In the Times Magazine piece, Broad had his own epiphany about the risks of yoga in the wake of his back injury, and he leans heavily on the opinion of Glenn Black, an Iyengar instructor in Manhattan, who says in the article, “Yoga really shouldn’t be used for a general class.” I couldn’t fault them for pointing out that, hey, you can get hurt doing this, but it seemed a large disservice to make such a hard case against something that could be so beneficial for so many people.

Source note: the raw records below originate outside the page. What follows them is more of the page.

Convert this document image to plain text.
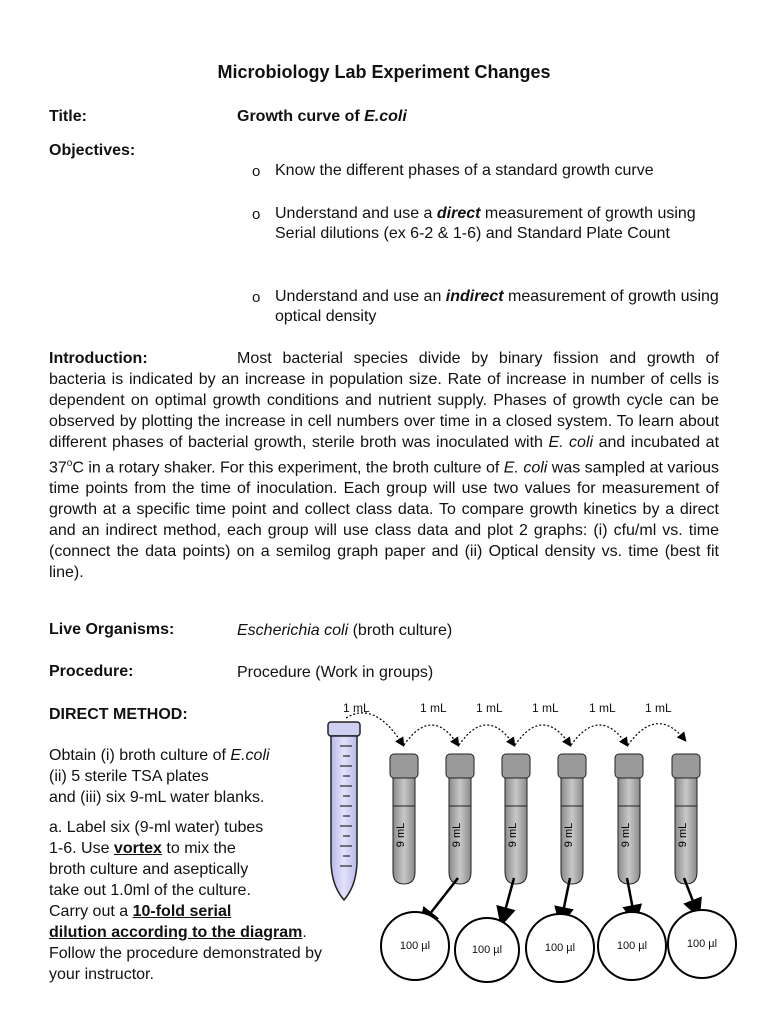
Microbiology Lab Experiment Changes
Title:	Growth curve of E.coli
Objectives:
o Know the different phases of a standard growth curve
o Understand and use a direct measurement of growth using Serial dilutions (ex 6-2 & 1-6) and Standard Plate Count
o Understand and use an indirect measurement of growth using optical density
Introduction:	Most bacterial species divide by binary fission and growth of bacteria is indicated by an increase in population size. Rate of increase in number of cells is dependent on optimal growth conditions and nutrient supply. Phases of growth cycle can be observed by plotting the increase in cell numbers over time in a closed system. To learn about different phases of bacterial growth, sterile broth was inoculated with E. coli and incubated at 37$^o$C in a rotary shaker. For this experiment, the broth culture of E. coli was sampled at various time points from the time of inoculation. Each group will use two values for measurement of growth at a specific time point and collect class data. To compare growth kinetics by a direct and an indirect method, each group will use class data and plot 2 graphs: (i) cfu/ml vs. time (connect the data points) on a semilog graph paper and (ii) Optical density vs. time (best fit line).
Live Organisms:	Escherichia coli (broth culture)
Procedure:	Procedure (Work in groups)
DIRECT METHOD:
Obtain (i) broth culture of E.coli
(ii) 5 sterile TSA plates
and (iii) six 9-mL water blanks.
a. Label six (9-ml water) tubes
1-6. Use vortex to mix the
broth culture and aseptically
take out 1.0ml of the culture.
Carry out a 10-fold serial
dilution according to the diagram.
Follow the procedure demonstrated by
your instructor.
1 mL	1 mL 1 mL 1 mL	1 mL 1 mL
9 mL	9 mL	9 mL	9 mL	9 mL	9 mL
100 µl	100 µl	100 µl	100 µl	100 µl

Especially masters athletes like me. “A lot of what yoga does is help students shift their focus from the old system of just training the muscular and oxygen systems to training the more subtle neural system,” says Steve Ilg, founder of Performance Yoga in Durango, Colorado. “It’s unbelievable how well the body learns to regenerate itself. You don’t get sore, you don’t have to stuff yourself with all sorts of strange nutritional products to try to recover.” Ilg, a stand out mutlisport athlete himself, recounted how he had competed in the grueling Imogen Pass trail race (17.1 miles, 5,300 vertical feet) and had been up at 5 a.m. the next day, folding into lotus and various back bends, and feeling fine.
I don't know how much science backs up Ilg’s claims, but I do know that the periods of my active life that have been the most injury-free, and thus performance-worthy, correspond directly with how regularly I’ve done yoga. If there is any caution to be issued, it is the same caveat that applies to almost anything I do: lifting weights, running intervals, taking meds, drinking, whatever. Based on all the blowback (and attention) Broad’s getting for his story, he’s probably eager to see his book hit the shelves. No doubt he dedicates much of it to spelling out the miraculous healing powers of yoga. But, of course, how controversial is that?